Im Mittelpunkt stand die Auseinandersetzung mit Persönlichkeiten des Glaubens und der eigenen spirituellen Haltung. Zum Einstieg wählten die Teilnehmenden Gebetskärtchen aus – mit klassischen, modernen oder herausfordernden Texten –, die zum persönlichen wie gemeinsamen Nachdenken anregten. Jeder wählte das Gebet, dass er jetzt am liebsten zum eigenen Gebet werden lassen wollte.

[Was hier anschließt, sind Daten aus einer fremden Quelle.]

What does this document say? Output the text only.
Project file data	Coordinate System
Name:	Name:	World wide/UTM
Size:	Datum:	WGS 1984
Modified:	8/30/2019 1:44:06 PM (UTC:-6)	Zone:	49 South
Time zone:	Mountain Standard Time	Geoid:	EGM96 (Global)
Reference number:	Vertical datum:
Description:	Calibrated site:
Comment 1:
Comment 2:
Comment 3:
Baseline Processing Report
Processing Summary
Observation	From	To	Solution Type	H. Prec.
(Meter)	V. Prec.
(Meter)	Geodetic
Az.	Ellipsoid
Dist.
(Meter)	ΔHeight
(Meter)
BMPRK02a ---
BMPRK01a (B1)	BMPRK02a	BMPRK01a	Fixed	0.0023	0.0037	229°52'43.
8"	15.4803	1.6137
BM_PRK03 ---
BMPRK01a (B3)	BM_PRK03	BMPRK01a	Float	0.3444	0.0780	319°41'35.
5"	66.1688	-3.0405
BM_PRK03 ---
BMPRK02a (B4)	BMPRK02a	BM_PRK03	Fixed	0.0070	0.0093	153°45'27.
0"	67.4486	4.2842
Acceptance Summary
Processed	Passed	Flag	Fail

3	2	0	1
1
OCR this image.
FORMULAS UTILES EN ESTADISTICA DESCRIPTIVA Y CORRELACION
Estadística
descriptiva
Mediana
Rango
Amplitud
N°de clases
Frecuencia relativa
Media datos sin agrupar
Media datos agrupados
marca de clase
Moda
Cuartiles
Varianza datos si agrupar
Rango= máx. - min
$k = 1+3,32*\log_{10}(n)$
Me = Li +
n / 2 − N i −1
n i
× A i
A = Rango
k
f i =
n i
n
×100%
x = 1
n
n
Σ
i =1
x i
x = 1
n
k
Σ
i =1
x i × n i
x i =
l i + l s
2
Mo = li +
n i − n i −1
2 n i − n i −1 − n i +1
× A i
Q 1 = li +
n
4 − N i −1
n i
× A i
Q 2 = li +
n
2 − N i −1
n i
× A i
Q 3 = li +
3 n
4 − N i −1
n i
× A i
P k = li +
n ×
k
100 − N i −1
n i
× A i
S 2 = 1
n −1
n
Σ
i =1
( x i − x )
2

Ein besonders spannender Moment entstand, als die Gruppe ChatGPT befragte: Wohin könnten diese Gebete führen? Welche Chancen eröffnet es möglicherweise? Die KI-Antworten überraschten, bestätigten – und boten vor allem reichlich Stoff für tiefgründige Gespräche. Sie wurden zur Brücke zwischen Tradition, Gegenwart und den eigenen Fragen an den Glauben.
In einer offenen und vertrauensvollen Runde reflektierten wir anschließend gemeinsam: Warum hat mich gerade dieses Gebet angesprochen? Welche Verbindung gibt es zu meinem Leben oder Glauben? Die Gespräche waren ehrlich, inspirierend und zugleich wertschätzend. Es entstand Raum für Zweifel, persönliche Gedanken, Hoffnung – und auch für gemeinsames Lachen.
Zum Ausklang des Abends wurde es dann etwas entspannter: Bei ein paar Runden Billard und Dart, begleitet von weiteren tiefgehenden Gesprächen, klang der Jugendabend in lockerer Atmosphäre aus. Auch hier wurde deutlich, wie sehr Gemeinschaft und Austausch zusammengehören – ob im Gespräch über den Glauben oder beim Spielen.
Für uns Steinbacher war der Abend „abwechslungsreich“, „interessant“ und „schön“. Es war kein gewöhnlicher Jugendabend, sondern ein Moment bewussten Innehaltens, ehrlichen Zuhörens – und echter Begegnung.
Ein Abend, der zeigt: Glaube darf persönlich sein. Fragen dürfen Raum bekommen. Und auch digitale Werkzeuge wie KI können helfen, neue Perspektiven zu eröffnen und Gespräche zu vertiefen.